Monday, November 15, 2010

A 15 minute Workout fit for medical residents

We preach to our patients on a daily basis that an exercise regimen is an essential element to living a healthy life. I have partnered with my good friend and fitness model Amanda Russell to bring easy to do workouts to the medical community. Having competed in marathons and triathlons prior to residency, I know find that my workout is the first thing to go on an extensive to do list (on my days outside of the hospital). I no longer have time for the endurance workouts I have done in the past. Amanda's entire fitness message (The AR Program) is about achieving a runner's body without running all the miles.  Having worked out with her on many occasions I have come to agree with her vision of quality over quantity. Check out this video on a 15 minute rejuvination workout, that any resident can make time for. Also check out her website at Glad to have a workout that can keep me and my HOSPITALstyle in shape. Thanks Amanda!
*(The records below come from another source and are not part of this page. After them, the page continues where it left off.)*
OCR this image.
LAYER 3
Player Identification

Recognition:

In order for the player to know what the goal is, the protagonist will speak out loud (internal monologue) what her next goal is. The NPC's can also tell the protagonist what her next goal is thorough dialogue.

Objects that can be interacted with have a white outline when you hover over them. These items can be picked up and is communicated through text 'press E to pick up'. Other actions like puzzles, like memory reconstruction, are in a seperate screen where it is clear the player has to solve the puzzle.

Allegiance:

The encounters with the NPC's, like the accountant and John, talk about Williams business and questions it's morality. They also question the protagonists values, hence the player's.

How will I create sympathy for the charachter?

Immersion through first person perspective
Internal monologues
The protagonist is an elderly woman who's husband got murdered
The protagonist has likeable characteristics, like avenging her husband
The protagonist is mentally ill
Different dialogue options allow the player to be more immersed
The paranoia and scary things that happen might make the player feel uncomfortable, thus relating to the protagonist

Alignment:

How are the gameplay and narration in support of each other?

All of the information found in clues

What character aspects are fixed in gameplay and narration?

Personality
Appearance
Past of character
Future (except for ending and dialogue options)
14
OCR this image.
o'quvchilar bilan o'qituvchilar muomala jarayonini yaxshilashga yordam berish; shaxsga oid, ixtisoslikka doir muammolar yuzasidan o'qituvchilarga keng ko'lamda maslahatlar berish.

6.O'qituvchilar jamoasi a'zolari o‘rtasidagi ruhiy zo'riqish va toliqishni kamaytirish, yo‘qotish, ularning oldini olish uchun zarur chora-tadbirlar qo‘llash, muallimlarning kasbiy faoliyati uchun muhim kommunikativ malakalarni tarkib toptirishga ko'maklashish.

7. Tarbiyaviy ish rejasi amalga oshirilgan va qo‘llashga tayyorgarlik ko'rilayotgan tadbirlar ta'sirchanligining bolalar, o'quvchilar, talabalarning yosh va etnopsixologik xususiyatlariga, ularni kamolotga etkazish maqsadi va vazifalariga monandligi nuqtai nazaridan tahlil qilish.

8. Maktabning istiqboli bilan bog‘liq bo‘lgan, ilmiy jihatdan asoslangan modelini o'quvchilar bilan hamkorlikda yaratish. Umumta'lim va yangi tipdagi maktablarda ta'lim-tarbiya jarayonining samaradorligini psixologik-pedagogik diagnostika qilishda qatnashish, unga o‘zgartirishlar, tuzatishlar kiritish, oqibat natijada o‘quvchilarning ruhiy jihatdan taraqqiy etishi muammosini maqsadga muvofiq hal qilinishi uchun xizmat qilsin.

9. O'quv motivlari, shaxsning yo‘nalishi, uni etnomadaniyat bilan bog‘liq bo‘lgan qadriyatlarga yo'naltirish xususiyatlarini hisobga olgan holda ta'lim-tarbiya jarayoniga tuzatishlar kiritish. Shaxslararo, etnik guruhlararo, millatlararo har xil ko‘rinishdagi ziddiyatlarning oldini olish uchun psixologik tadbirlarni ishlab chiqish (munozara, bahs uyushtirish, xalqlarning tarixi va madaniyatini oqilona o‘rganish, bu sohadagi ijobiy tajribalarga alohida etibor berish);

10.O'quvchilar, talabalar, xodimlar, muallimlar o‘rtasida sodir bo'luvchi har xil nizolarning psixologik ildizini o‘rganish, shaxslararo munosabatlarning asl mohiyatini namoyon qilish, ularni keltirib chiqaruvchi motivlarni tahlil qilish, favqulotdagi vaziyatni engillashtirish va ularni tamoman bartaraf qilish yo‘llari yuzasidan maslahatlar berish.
Thursday, November 4, 2010

5 Tips for Marathon Day

It is marathon week in New York City. The banners are hung. The race route scouted out. The city of New York is ready to welcome thousands of international runners and spectators. I will be working the medical tent at mile 24, so if you are around please come say hello! Having run the marathon in the past I have 5 tips for a successful and healthy marathon.

1. Avoid NSAIDS (like ibuprofen) which can precipitate electrolyte imbalances during high endurance athletic events.

2. Drink no more than 1 cup of a sodium containing sports drink every 20 minutes to avoid hyer-hydration and hyponatremia (low sodium) see attached post:

3. Pace yourself the first 13 miles (run slower than you feel you can, the good race depends on the second half). There are often pace bands that you can keep on your wrist and check each mile marker.

4. Increase salt intake 3 days prior to race (unless you have high blood pressure). Bring a packet of salt to take around mile 20 to prevent muscle cramping. You can pick this up at any local fast food establishment, or deli around the city.

5. Keep warm before the race. There is an area to throw off your extra layers at the start and they then donate these items to charity. Stay warm. Help others.

On marathon Sunday in NYC the best parts of the city are on display. It's sense of community. It's energy. It's inherent value of achievement.  It's beauty.  Run hard. Run fast. I will be there cheering you on!

Wednesday, November 3, 2010

Why higher suicide rates in Medicine?

There was a recent article published in the NY Times about the increased risk of suicide in medical students and doctors.

This article displays the EXACT reason why I started this blog about healthcare lifestyle. The truth is we need it. We need balance.  There is an interesting dichotomy that while we are devoted to others, we often forget to take care of ourselves.  The stressors we face on a daily basis constitute a psych consult for ourselves.  However, there are many colleagues who are experiencing the same situations day in and day out to whom we can turn if needed.

Ever since reading this article, I am not quite sure (having been/going through) the process of the cause of this increased risk of suicide in doctors.  I have seen burn out, but I have also seen some of the most committed, driven, and intelligent people I have ever met who meet obstacle after case after problem with a calm demeanor.  Perhaps it is not the type of people, but the process which entails hours of isolated study, numerous examinations and continuous evaluation until your 30's, lots of medical student debt that continues to accrue despite earning probably less than minimum wage throughout residency, meanwhile managing your patient's emotions, sickness, and death along the way. 

Medicine is a field in which we need to prove ourselves over and over day in and day out.  There is always a looming lawsuit around every corner.  Our hours are irregular and often offset from the rest of the workforce.  Despite all these things, the type A personality, who is achievement driven can escape victorious in having conquered all of the aforementioned demons along the way of becoming a doctor.  And I truly believe that it is worth it. Maybe that means I am crazy, or maybe it means that I believe in the true value and calling of what our profession stands for and strives for.  Maybe the arduous road is to weed out those who do not belong among us, but at what cost? I think that we must do more for eachother.  We as doctors need to figure out why our suicide rates are higher and we must do something about it. Now! We cannot spare another colleague's death.